Man wird sich bald wiedersehen, aber dann hat sich Anna Drexler, indem sie einfach ein kariertes Röckchen über ihrer roten Kluft auszog, in den Narren verwandelt, der den König fast bis zu seinem Ende begleitet. Die Doppelbesetzung erfolgt nicht zufällig: Der Narr ist eine Art Lookalike der Cordelia, dessen absurde Spottreden den König methodisch irritieren und ungefähr in dem Moment zur Räson bringen, da er tatsächlich durchgeknallt ist. Mit Paradoxien und Metamorphosen arbeitet der Text, vielleicht doch der größte und tiefste von Shakespeare überhaupt, ja immer wieder. Etwa, wenn Edgar, der gute Sohn des Grafen Gloster, sich in einen aus dem Irrenhaus entlaufenen „Tom“ verwandelt. Konstantin Bühler spielt ihn beeindruckend, halb nackt, mit ätzender Ironie. Der böse Halbbruder Edmund (Patrick Berg), eigentlich eine Paraderolle wie alle großen Schurken, kommt dagegen ein wenig zu kurz.

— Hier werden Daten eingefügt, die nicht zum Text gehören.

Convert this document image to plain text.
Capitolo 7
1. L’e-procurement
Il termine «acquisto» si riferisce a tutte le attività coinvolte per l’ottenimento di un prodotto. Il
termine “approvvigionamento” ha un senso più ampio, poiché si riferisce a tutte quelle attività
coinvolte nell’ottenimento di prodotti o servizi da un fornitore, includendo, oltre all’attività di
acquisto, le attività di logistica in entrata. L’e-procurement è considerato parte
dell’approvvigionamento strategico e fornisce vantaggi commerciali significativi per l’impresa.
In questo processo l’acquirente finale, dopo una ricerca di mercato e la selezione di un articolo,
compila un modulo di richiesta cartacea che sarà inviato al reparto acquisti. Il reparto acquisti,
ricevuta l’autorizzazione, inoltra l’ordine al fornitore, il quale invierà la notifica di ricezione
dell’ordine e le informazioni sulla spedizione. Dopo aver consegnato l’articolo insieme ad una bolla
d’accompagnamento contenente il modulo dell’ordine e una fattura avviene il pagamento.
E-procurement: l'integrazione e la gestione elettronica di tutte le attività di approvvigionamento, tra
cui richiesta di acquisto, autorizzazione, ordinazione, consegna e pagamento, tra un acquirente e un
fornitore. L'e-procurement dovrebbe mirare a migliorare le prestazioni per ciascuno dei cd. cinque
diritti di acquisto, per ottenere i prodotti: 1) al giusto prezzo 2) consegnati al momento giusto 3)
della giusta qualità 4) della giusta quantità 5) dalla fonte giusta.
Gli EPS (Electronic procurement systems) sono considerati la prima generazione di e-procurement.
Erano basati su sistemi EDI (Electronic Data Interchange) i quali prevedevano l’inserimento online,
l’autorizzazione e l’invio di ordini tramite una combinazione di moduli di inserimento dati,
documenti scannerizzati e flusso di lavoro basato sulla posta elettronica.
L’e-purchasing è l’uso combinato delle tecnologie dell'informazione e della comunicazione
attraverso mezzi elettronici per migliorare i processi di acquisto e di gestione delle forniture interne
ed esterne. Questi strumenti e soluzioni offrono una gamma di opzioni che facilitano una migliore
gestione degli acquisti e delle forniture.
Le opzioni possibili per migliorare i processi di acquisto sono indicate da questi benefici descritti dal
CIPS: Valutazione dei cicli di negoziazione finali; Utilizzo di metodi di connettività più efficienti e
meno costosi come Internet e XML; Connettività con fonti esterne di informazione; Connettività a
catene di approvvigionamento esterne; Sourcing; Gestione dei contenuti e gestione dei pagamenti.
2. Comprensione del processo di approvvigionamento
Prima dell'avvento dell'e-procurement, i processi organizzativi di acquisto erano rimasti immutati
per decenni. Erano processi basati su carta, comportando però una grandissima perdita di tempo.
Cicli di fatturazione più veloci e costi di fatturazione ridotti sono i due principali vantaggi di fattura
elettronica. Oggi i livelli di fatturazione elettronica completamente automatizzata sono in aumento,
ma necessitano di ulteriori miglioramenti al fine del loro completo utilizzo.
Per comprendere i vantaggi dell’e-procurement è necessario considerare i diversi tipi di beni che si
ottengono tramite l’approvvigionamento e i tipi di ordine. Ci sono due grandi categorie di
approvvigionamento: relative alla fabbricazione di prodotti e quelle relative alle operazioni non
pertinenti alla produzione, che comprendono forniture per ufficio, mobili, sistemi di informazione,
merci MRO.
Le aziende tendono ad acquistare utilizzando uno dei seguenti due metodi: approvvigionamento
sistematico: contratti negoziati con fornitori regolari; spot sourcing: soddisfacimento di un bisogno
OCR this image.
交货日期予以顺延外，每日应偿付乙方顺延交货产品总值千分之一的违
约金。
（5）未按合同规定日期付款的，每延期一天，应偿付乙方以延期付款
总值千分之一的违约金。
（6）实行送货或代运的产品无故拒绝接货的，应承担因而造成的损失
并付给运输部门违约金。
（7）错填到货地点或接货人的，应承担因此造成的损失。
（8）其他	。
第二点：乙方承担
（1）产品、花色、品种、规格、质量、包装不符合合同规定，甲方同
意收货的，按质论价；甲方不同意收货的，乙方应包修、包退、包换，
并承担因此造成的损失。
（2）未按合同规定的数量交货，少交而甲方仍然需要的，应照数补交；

Nicht absichtsvoll brillierend, sondern lakonisch und ganz und gar menschlich gibt Steven Scharf den geschundenen Grafen Gloster. Faszinierend gelöst die Szene seiner Blendung: Nur ein Weißlichtblitz markiert den Akt. Kurz zuvor hat Scharf sich nachdenklich eine Zigarette angezündet, im Dialog mit seinem verlorenen Sohn, den er nicht erkennt. „Wie Ihr mit den Töchtern, hab ich’s mit dem Vater“, erklärt Edgar in der schönen Neuübersetzung von Miroslava Svolikova vielsagend dem wahnsinnigen Lear. Dieses Drama ist ja, und darauf hat wiederum Bloom nachdrücklich hingewiesen, ein bitterer Abgesang nicht etwa lediglich auf den „alten weißen Mann“, sondern auf die scheinbar so wundervolle und langlebige Idee der Familie.
Johannes Schütz‘ Bühnen sind allesamt Variationen des leeren Raums. Diesmal gibt es darin einen Erdhaufen und auf der Hinterbühne eine abgetrennte Lounge, in der eine um sich rotierende Kamera Schwarz-Weiß-Bilder von den Schauspielern erzeugt, die eben abgegangen sind oder sich auf ihren Auftritt konzentrieren. Das ist eine weitere Variante des Live-Video-Acting, das sich diesmal nicht auf ganze Szenen, sondern auf Fragmente, Interjektionen und so weiter stützt; mit relativ geringem Aufwand wird eine zweite Ebene installiert.
Die konsequent eingehaltenen „Abstandsregeln“ – auf der Bühne wie im Saal – stören übrigens nicht weiter. Über dergleichen ist ein Werk von Shakespeare, das während einer Pestepidemie entstand, weit erhaben. Und eine Inszenierung von Johan Simons letztlich auch.